The celebrations were opened on 27 October with a service at which Bishop Friedrich Kramer of the Evangelical Church in Central Germany gave the sermon, as well as a Reformation Day service on 31 October with the Allhelgona Motettkör choir from Lund in Sweden.
Discussions, lectures, and cultural events have explored the historical significance of Haus Hainstein in shaping Protestant cooperation, education, and cultural exchange, particularly between Germany and Sweden.
“The history of Haus Hainstein is a lens for church history,” says Ralf-Peter Fuchs, the Protestant superintendent of Eisenach, a city with special place in Lutheran history, as it was here in the Wartburg castle that the Reformer Martin Luther translated the Bible into German.
Söderblom taught for a time at the University of Leipzig before he became Swedish archbishop in 1914 and offered financial and practical support for the purchase of Haus Hainstein to serve as a centre for youth, in cooperation with the Swedish church and the Wartburg Foundation.
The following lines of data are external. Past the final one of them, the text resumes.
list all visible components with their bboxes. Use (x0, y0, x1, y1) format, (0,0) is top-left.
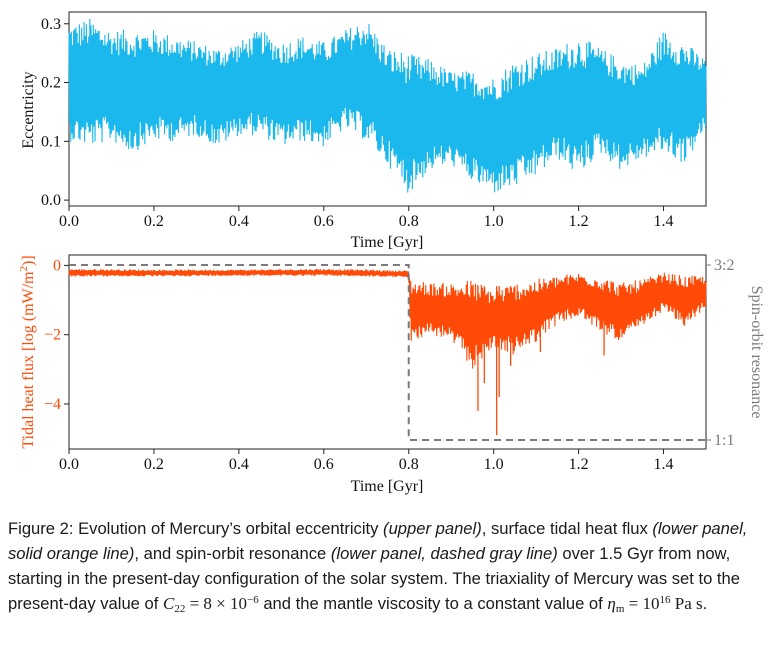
x-tick-label: 0.6 (314, 456, 334, 473)
caption-c22-expression: C22 = 8 × 10−6 (162, 594, 259, 615)
lower-y-axis-label-end: )] (20, 255, 37, 266)
y-tick-label: −4 (44, 396, 61, 413)
x-tick-label: 0.6 (314, 213, 334, 230)
x-tick-label: 0.2 (144, 213, 164, 230)
y-tick-label: 0.3 (41, 16, 61, 33)
y-tick-label: 0 (53, 257, 61, 274)
x-tick-label: 0.8 (399, 456, 419, 473)
caption-viscosity-expression: ηm = 1016 Pa s (607, 594, 703, 615)
upper-y-ticks: 0.0 0.1 0.2 0.3 (41, 16, 69, 209)
figure-caption: Figure 2: Evolution of Mercury’s orbital… (8, 516, 768, 616)
y-tick-label: 0.0 (41, 192, 61, 209)
eccentricity-series (68, 18, 707, 193)
eta-value: = 10 (624, 594, 660, 613)
x-tick-label: 1.2 (569, 456, 589, 473)
caption-text-1: Figure 2: Evolution of Mercury’s orbital… (8, 519, 384, 538)
right-tick-label: 1:1 (714, 432, 734, 449)
spin-orbit-resonance-series (69, 264, 706, 441)
lower-panel: 0.0 0.2 0.4 0.6 0.8 1.0 1.2 1.4 0 −2 −4 3:2 1:1 Ti… (18, 254, 765, 495)
caption-lower-solid: (lower panel, solid orange line) (8, 519, 748, 563)
eta-symbol: η (607, 594, 616, 613)
lower-y-axis-label: Tidal heat flux [log (mW/m2)] (18, 255, 37, 448)
caption-text-2: , surface tidal heat flux (481, 519, 653, 538)
eccentricity-line (68, 18, 707, 193)
x-tick-label: 0.8 (399, 213, 419, 230)
caption-lower-dashed: (lower panel, dashed gray line) (330, 544, 558, 563)
upper-x-axis-label: Time [Gyr] (351, 234, 424, 251)
x-tick-label: 0.0 (59, 456, 79, 473)
lower-y-axis-label-sup: 2 (18, 266, 30, 272)
eta-unit: Pa s (670, 594, 703, 613)
caption-text-3: , and spin-orbit resonance (134, 544, 331, 563)
x-tick-label: 0.4 (229, 456, 249, 473)
caption-text-6: . (702, 594, 708, 613)
right-tick-label: 3:2 (714, 257, 734, 274)
x-tick-label: 1.0 (484, 213, 504, 230)
tidal-heat-flux-line (68, 269, 707, 369)
c22-value: = 8 × 10 (185, 594, 247, 613)
x-tick-label: 0.4 (229, 213, 249, 230)
upper-y-axis-label: Eccentricity (20, 71, 37, 148)
c22-exponent: −6 (247, 594, 259, 606)
x-tick-label: 0.0 (59, 213, 79, 230)
lower-right-ticks: 3:2 1:1 (706, 257, 734, 449)
lower-x-ticks: 0.0 0.2 0.4 0.6 0.8 1.0 1.2 1.4 (59, 449, 674, 473)
lower-y-ticks: 0 −2 −4 (44, 257, 69, 413)
y-tick-label: 0.1 (41, 133, 61, 150)
x-tick-label: 0.2 (144, 456, 164, 473)
eta-subscript: m (615, 603, 625, 615)
eta-exponent: 16 (659, 594, 671, 606)
y-tick-label: 0.2 (41, 75, 61, 92)
upper-panel: 0.0 0.2 0.4 0.6 0.8 1.0 1.2 1.4 0.0 0.1 0.2 0.3 Ti… (20, 11, 707, 251)
c22-symbol: C (162, 594, 175, 613)
x-tick-label: 1.2 (569, 213, 589, 230)
upper-x-ticks: 0.0 0.2 0.4 0.6 0.8 1.0 1.2 1.4 (59, 206, 674, 230)
caption-text-4: over 1.5 Gyr from now, starting in the p… (8, 544, 740, 613)
lower-x-axis-label: Time [Gyr] (351, 478, 424, 495)
lower-right-axis-label: Spin-orbit resonance (748, 286, 765, 419)
x-tick-label: 1.0 (484, 456, 504, 473)
caption-upper-panel: (upper panel) (383, 519, 482, 538)
x-tick-label: 1.4 (654, 213, 674, 230)
figure: 0.0 0.2 0.4 0.6 0.8 1.0 1.2 1.4 0.0 0.1 0.2 0.3 Ti… (18, 11, 765, 495)
tidal-heat-flux-series (68, 269, 707, 436)
lower-plot-frame (68, 254, 707, 450)
lower-y-axis-label-main: Tidal heat flux [log (mW/m (20, 271, 37, 449)
x-tick-label: 1.4 (654, 456, 674, 473)
spin-orbit-resonance-line (69, 264, 706, 441)
caption-text-5: and the mantle viscosity to a constant v… (258, 594, 608, 613)
y-tick-label: −2 (44, 327, 61, 344)
c22-subscript: 22 (174, 603, 186, 615)
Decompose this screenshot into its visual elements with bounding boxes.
During the period of National Socialism from 1933 to 1945, the state took possession of the house.
After the Second World War, Eisenach was in the communist-governed German Democratic Republic but Haus Hainstein was again able to be used by the church to train church workers and church musicians, and as a place for church gatherings and synods.
Today Haus Hainstein is used as a hotel and conference centre, but Fuchs told the Mitteldeutscher Rundfunk broadcaster of his vision that it could become an ecumenical centre for the Catholic and Protestant churches. Eisenach also has a significance for the Catholic Church which honours St Elisabeth who lived and worked in the city in the 13th century.
Nathan Söderblom was a strong supporter of ecumenical initiatives and was one of the key initiators of the 1925 Stockholm conference on Life and Work, which ultimately led to the formation of the World Council of Churches.